Inventive – yes. But probably not by the hacker him- or herself. An almost identical method for doing Javascript obfuscation was demonstrated at DEFCON 16 in Las Vegas almost three years ago by Kolisar and is still available online at the defcon.org Web site (PDF). According to that presentation, the whitespace method had a number of advantages over other approaches to javascript obfuscation. For one, it didn’t rely on many of the telltale signs of obfuscation that Web security vendors can now search for – things like string splitting or rendering sensitive content using escaped ASCII or unicode text.
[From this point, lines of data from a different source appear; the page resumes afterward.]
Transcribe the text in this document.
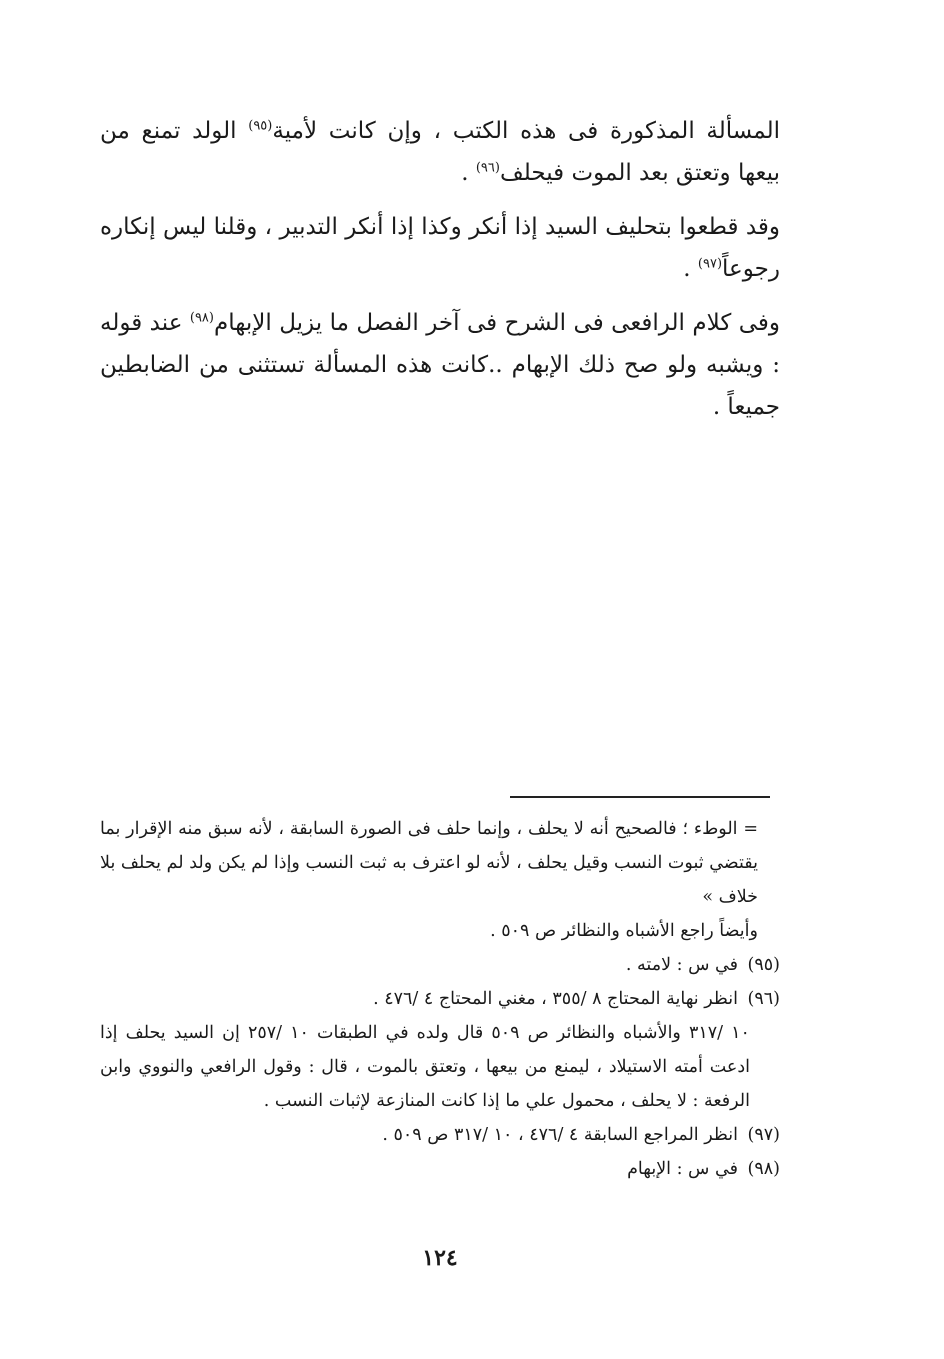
المسألة المذكورة فى هذه الكتب ، وإن كانت لأمية$^{(٩٥)}$ الولد تمنع من بيعها وتعتق بعد الموت فيحلف$^{(٩٦)}$ .

وقد قطعوا بتحليف السيد إذا أنكر وكذا إذا أنكر التدبير ، وقلنا ليس إنكاره رجوعاً$^{(٩٧)}$ .

وفى كلام الرافعى فى الشرح فى آخر الفصل ما يزيل الإبهام$^{(٩٨)}$ عند قوله : ويشبه ولو صح ذلك الإبهام ..كانت هذه المسألة تستثنى من الضابطين جميعاً .

= الوطء ؛ فالصحيح أنه لا يحلف ، وإنما حلف فى الصورة السابقة ، لأنه سبق منه الإقرار بما يقتضي ثبوت النسب وقيل يحلف ، لأنه لو اعترف به ثبت النسب وإذا لم يكن ولد لم يحلف بلا خلاف »

وأيضاً راجع الأشباه والنظائر ص ٥٠٩ .

(٩٥) في س : لامته .

(٩٦) انظر نهاية المحتاج ٨ /٣٥٥ ، مغني المحتاج ٤ /٤٧٦ .

١٠ /٣١٧ والأشباه والنظائر ص ٥٠٩ قال ولده في الطبقات ١٠ /٢٥٧ إن السيد يحلف إذا ادعت أمته الاستيلاد ، ليمنع من بيعها ، وتعتق بالموت ، قال : وقول الرافعي والنووي وابن الرفعة : لا يحلف ، محمول علي ما إذا كانت المنازعة لإثبات النسب .

(٩٧) انظر المراجع السابقة ٤ /٤٧٦ ، ١٠ /٣١٧ ص ٥٠٩ .

(٩٨) في س : الإبهام

١٢٤
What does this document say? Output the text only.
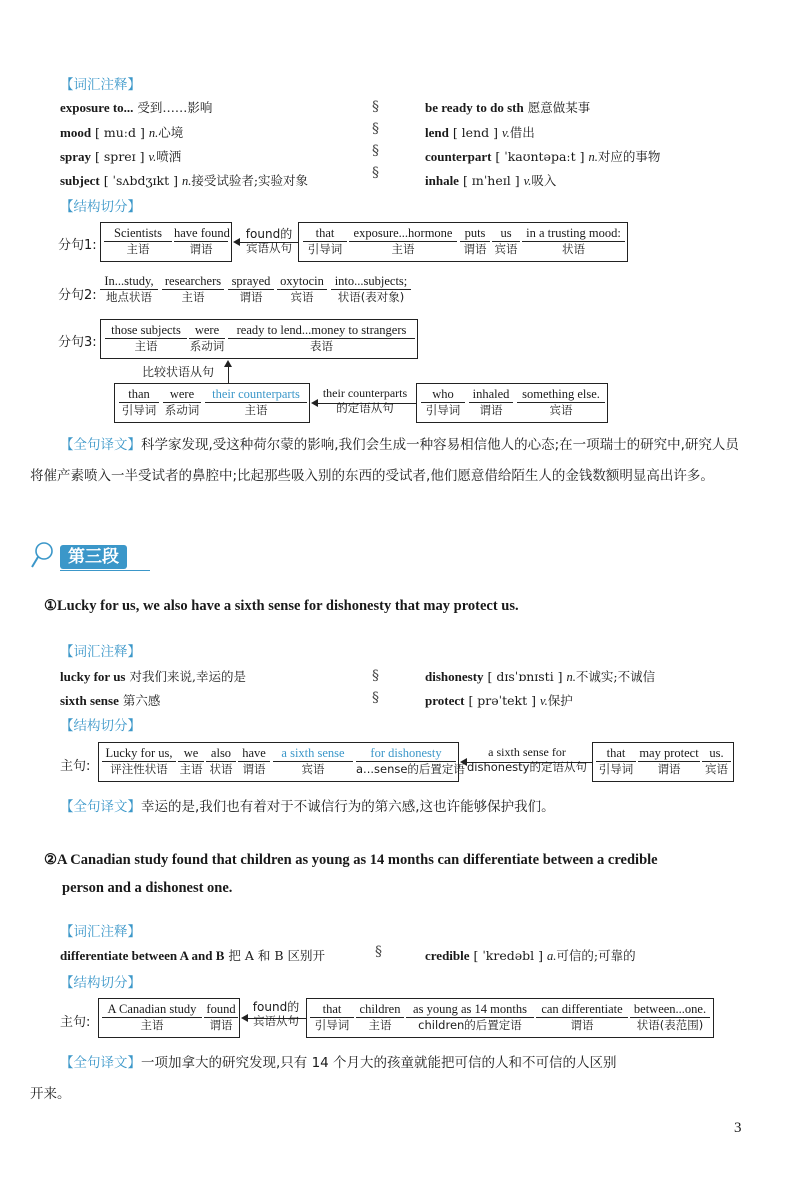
【词汇注释】
exposure to... 受到……影响
mood [ muːd ] n.心境
spray [ spreɪ ] v.喷洒
subject [ ˈsʌbdʒɪkt ] n.接受试验者;实验对象
§
§
§
§
be ready to do sth 愿意做某事
lend [ lend ] v.借出
counterpart [ ˈkaʊntəpaːt ] n.对应的事物
inhale [ ɪnˈheɪl ] v.吸入
【结构切分】
分句1:
Scientists
主语
have found
谓语
found的
宾语从句
that
引导词
exposure...hormone
主语
puts
谓语
us
宾语
in a trusting mood:
状语
分句2:
In...study,
地点状语
researchers
主语
sprayed
谓语
oxytocin
宾语
into...subjects;
状语(表对象)
分句3:
those subjects
主语
were
系动词
ready to lend...money to strangers
表语
比较状语从句
than
引导词
were
系动词
their counterparts
主语
their counterparts
的定语从句
who
引导词
inhaled
谓语
something else.
宾语
【全句译文】科学家发现,受这种荷尔蒙的影响,我们会生成一种容易相信他人的心态;在一项瑞士的研究中,研究人员将催产素喷入一半受试者的鼻腔中;比起那些吸入别的东西的受试者,他们愿意借给陌生人的金钱数额明显高出许多。
第三段
①Lucky for us, we also have a sixth sense for dishonesty that may protect us.
【词汇注释】
lucky for us 对我们来说,幸运的是
sixth sense 第六感
§
§
dishonesty [ dɪsˈɒnɪsti ] n.不诚实;不诚信
protect [ prəˈtekt ] v.保护
【结构切分】
主句:
Lucky for us,
评注性状语
we
主语
also
状语
have
谓语
a sixth sense
宾语
for dishonesty
a...sense的后置定语
a sixth sense for
dishonesty的定语从句
that
引导词
may protect
谓语
us.
宾语
【全句译文】幸运的是,我们也有着对于不诚信行为的第六感,这也许能够保护我们。
②A Canadian study found that children as young as 14 months can differentiate between a credible
person and a dishonest one.
【词汇注释】
differentiate between A and B 把 A 和 B 区别开	§	credible [ ˈkredəbl ] a.可信的;可靠的
【结构切分】
主句:
A Canadian study
主语
found
谓语
found的
宾语从句
that
引导词
children
主语
as young as 14 months
children的后置定语
can differentiate
谓语
between...one.
状语(表范围)
【全句译文】一项加拿大的研究发现,只有 14 个月大的孩童就能把可信的人和不可信的人区别
开来。
3
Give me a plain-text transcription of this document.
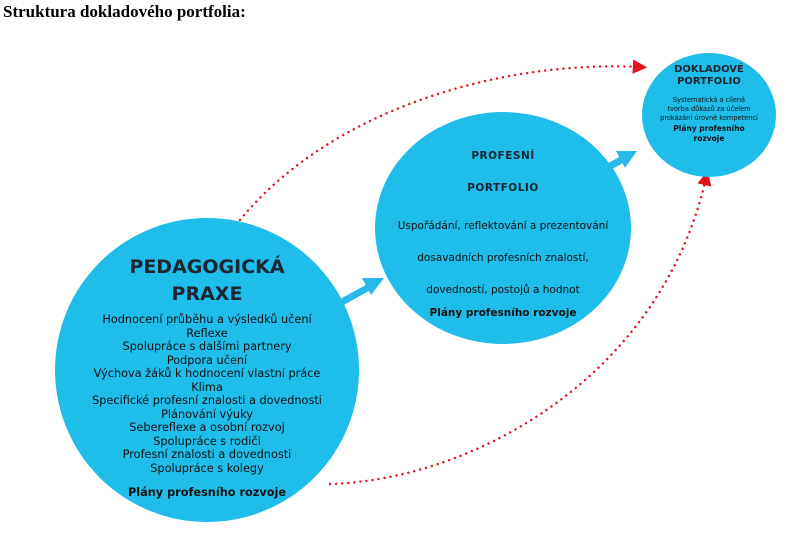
Struktura dokladového portfolia:
PEDAGOGICKÁ
PRAXE
Hodnocení průběhu a výsledků učení
Reflexe
Spolupráce s dalšími partnery
Podpora učení
Výchova žáků k hodnocení vlastní práce
Klima
Specifické profesní znalosti a dovednosti
Plánování výuky
Sebereflexe a osobní rozvoj
Spolupráce s rodiči
Profesní znalosti a dovednosti
Spolupráce s kolegy
Plány profesního rozvoje
PROFESNÍ
PORTFOLIO
Uspořádání, reflektování a prezentování
dosavadních profesních znalostí,
dovedností, postojů a hodnot
Plány profesního rozvoje
DOKLADOVÉ
PORTFOLIO
Systematická a cílená
tvorba důkazů za účelem
prokázání úrovně kompetencí
Plány profesního
rozvoje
Still, there are differences that show the hackers improving on the DEFCON presentation. For one,the method was applied to PHP, rather than JavaScript. The hackers in the Polish Web site case also got around a key limitation of Kolisar’s method: requiring the decryption of the text to happen in the Web document. “In case of “whitespace malware”
it’s all implemented in PHP file, so it runs on server side, and user is not
able to track it in the source code,” Janus wrote.

Code obfuscation has become a mainstay of modern malware, as malware authors look for novel ways to prevent researchers and security products from detecting their wares. Common hacking tools like the Phoenix Exploit Kit have started using obfuscation to hide their methods for installing on victim Web sites. Spammers, also, use obfuscation and non-printing characters to try to slip their appeals pass filters. Researchers recently found evidence of spammers using the soft-hyphen character, which is displayed like a normal hyphen, but not rendered by most Web browsers,  to obfuscate URLs and fool filtering products.

Janus said she’s not convinced the DEFCON presentation was the source used by the Polish hackers, though.

“I think it’s possible, that the malware writer discovered
this technique independently, although – as Kolisar’s presentation is
publicly available since 2008 – the idea could be stolen from him as well,” she wrote.

Whatever the case, the technique is new to the malware coding world.